Proposal: Unified installer for GitLab Reference Architectures across VM and k8s
Problem statement
GET is currently scoped for providing a tool to easily deploy and upgrade VM-based reference architectures. This has huge benefits on its own, but there are still other deployment types which could benefit from GET.
- Hybrid deployments: Stateful on VM (Redis, PG, Gitaly), Stateless on k8s (API, web, sidekiq, etc.)
- Private cloud k8s deployments: Redis/PG on VM, GitLab services on k8s
- We do not recommend using our built-in Redis or PG solutions, and direct users to seek other solutions. While most cloud deployments can use managed services like RDS, on-premise users generally cannot and need a different solution. GET could fill this gap.
- Cloud k8s deployment: Redis/PG on cloud managed service, GitLab services on k8s
- We do not recommend using our built-in Redis or PG solutions, but we can make it easy to leverage RDS/ElastiCache/etc.
- There are also some concerns on running Gitaly at scale in k8s, so we could use GET to stand these up in VM's as well
Potential solutions
Provide a single unified tool
GET is capable of deploying services on either VM's (Terraform/Ansible) or in Kubernetes (Helm/Ansible). Users can select which services they want to be deployed where, and GET will deploy on the respective nodes.
This model has a few benefits:
Ease of use
Users who want a hybrid or full-k8s approach are able to get started more quickly, as GET can provision stateful services like PG/Redis/Gitaly/ObjectStorage which we generally don't recommend running in k8s. This saves users the work of having to manually provision and copy/paste the settings, and pass those into the Helm settings for the stateless services to use.
Additionally, GET can coordinate an upgrade across the services in a single command rather than relying on multiple commands and coordination when attempting to upgrade manually.
Opportunity to steer users to the best solution
By having a common starting point for either VM's or K8s, we can help ensure the "default" setting is the best for users. Perhaps in the future we could deploy a small k8s cluster for GitLab to run in, rather than using our Omnibus, as the default.
Risks
- The primary concern on increasing the scope to include deploying k8s-based GitLab services is complexity. Supporting deploying GitLab on VM across multiple cloud vendors and on-premise is a tall order as-is. Adding in different services hosted via k8s, adds significant additional complexity. Managing both installs and upgrades across all of these matrixes options could be significant.

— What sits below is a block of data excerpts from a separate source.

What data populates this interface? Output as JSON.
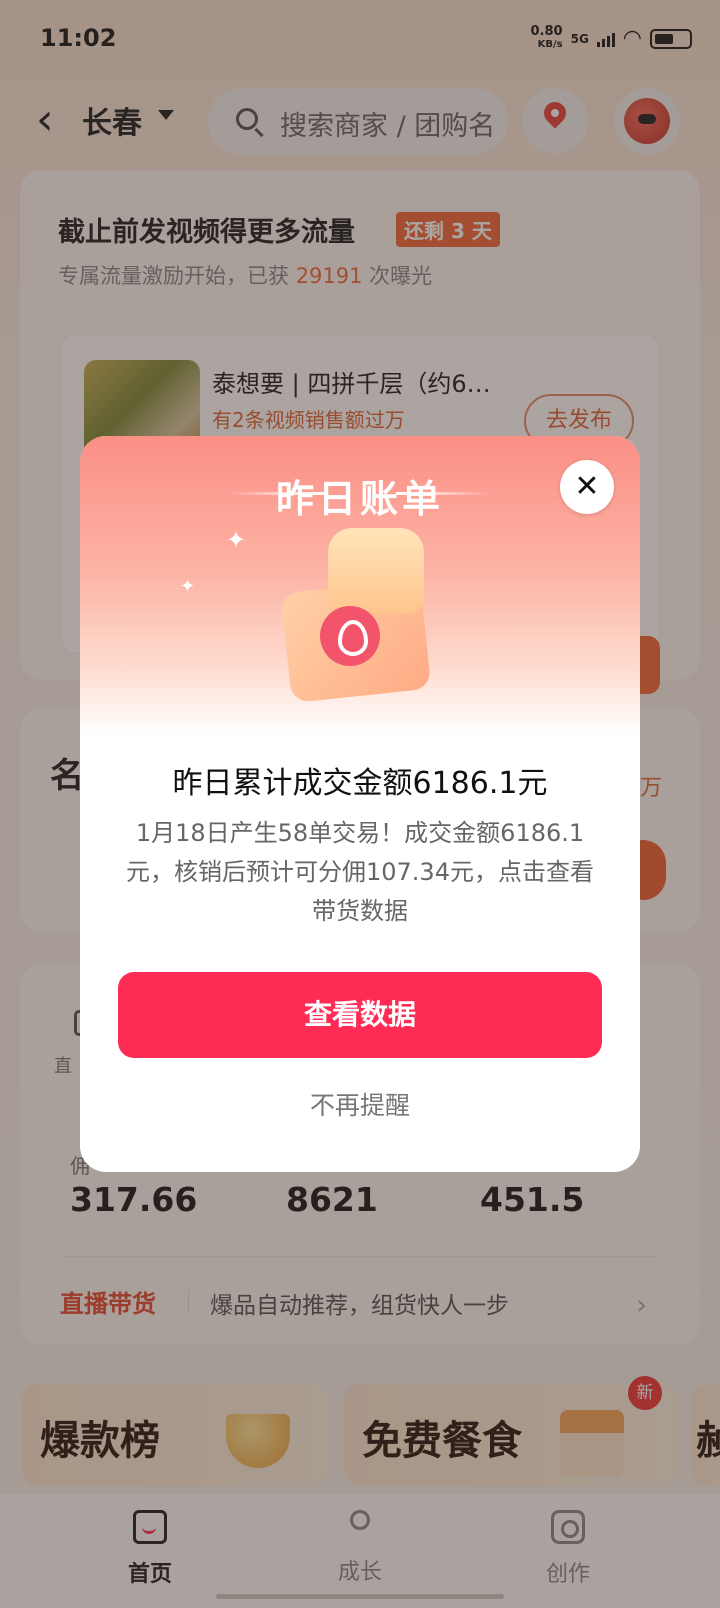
{
  "status_bar": {
    "time": "11:02",
    "net_speed": "0.80",
    "net_unit": "KB/s",
    "signal": "5G"
  },
  "header": {
    "back_icon": "chevron-left-icon",
    "city": "长春",
    "search_placeholder": "搜索商家 / 团购名"
  },
  "incentive_card": {
    "title": "截止前发视频得更多流量",
    "badge": "还剩 3 天",
    "sub_prefix": "专属流量激励开始，已获 ",
    "exposure_count": "29191",
    "sub_suffix": " 次曝光",
    "product": {
      "name": "泰想要 | 四拼千层（约6…",
      "note": "有2条视频销售额过万",
      "action": "去发布"
    }
  },
  "stats_card": {
    "left_partial": "直",
    "values": [
      {
        "label": "佣",
        "value": "317.66"
      },
      {
        "label": "",
        "value": "8621"
      },
      {
        "label": "",
        "value": "451.5"
      }
    ],
    "live": {
      "tag": "直播带货",
      "text": "爆品自动推荐，组货快人一步"
    }
  },
  "middle_card": {
    "left_partial": "名",
    "right_partial": "万"
  },
  "promo_tiles": [
    {
      "label": "爆款榜"
    },
    {
      "label": "免费餐食",
      "badge": "新"
    },
    {
      "label": "赪"
    }
  ],
  "tab_bar": [
    {
      "label": "首页",
      "icon": "home-bag-icon",
      "active": true
    },
    {
      "label": "成长",
      "icon": "user-star-icon",
      "active": false
    },
    {
      "label": "创作",
      "icon": "camera-icon",
      "active": false
    }
  ],
  "modal": {
    "title": "昨日账单",
    "headline": "昨日累计成交金额6186.1元",
    "description": "1月18日产生58单交易！成交金额6186.1元，核销后预计可分佣107.34元，点击查看带货数据",
    "primary_button": "查看数据",
    "dismiss": "不再提醒",
    "close_icon": "close-icon",
    "colors": {
      "button": "#fe2c55",
      "header_gradient_top": "#fb8f86"
    }
  }
}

That said - Terraform does have a Helm provider, so perhaps it is not as complex as I fear.
- Long term obsoletion by further advancements in k8s tooling (future state, minor concern)
- Services such as Crossplane and other service brokers can make it easy for our operator to stand up requiring dependencies like PG and Redis when deployed in a cloud environment.
- Advancements in other open-source tool operators, such as Postgres. If there is a "winner" of the PG Operators that runs well in k8s, we could also use that as a dependency for a "production" cluster.
GET support stateful VM services only [already supported]
Note: This is already supported today - https://gitlab.com/gitlab-org/quality/performance/-/issues/145
We add the support into GET for standing up just stateful services, and outputting any required configuration for another service to connect.
The admin can take that content and plug it into the Helm chart for consumption.
Risks
- Upgrades: with an upgrade spread across two tools, coordinating the upgrade process could be significantly more difficult
- Extra effort on behalf of our users to get started
Next steps
-
Confirm the blockers holding us back from deploying Gitaly in Kubernetes. If we can do this, our only remaining services are non-GitLab things like Redis/PG/ES. This will reduce the applicable users cases for this, as it is relatively easy to stand up PG/Redis on most cloud providers. - @WarheadsSE confirmed we are still some distance away due to items like possibility of being killed: https://gitlab.com/gitlab-org/quality/gitlab-environment-toolkit/-/issues/79#note_514604094
-
Confirm the incremental complexity and maintenance costs we would be taking on with this approach.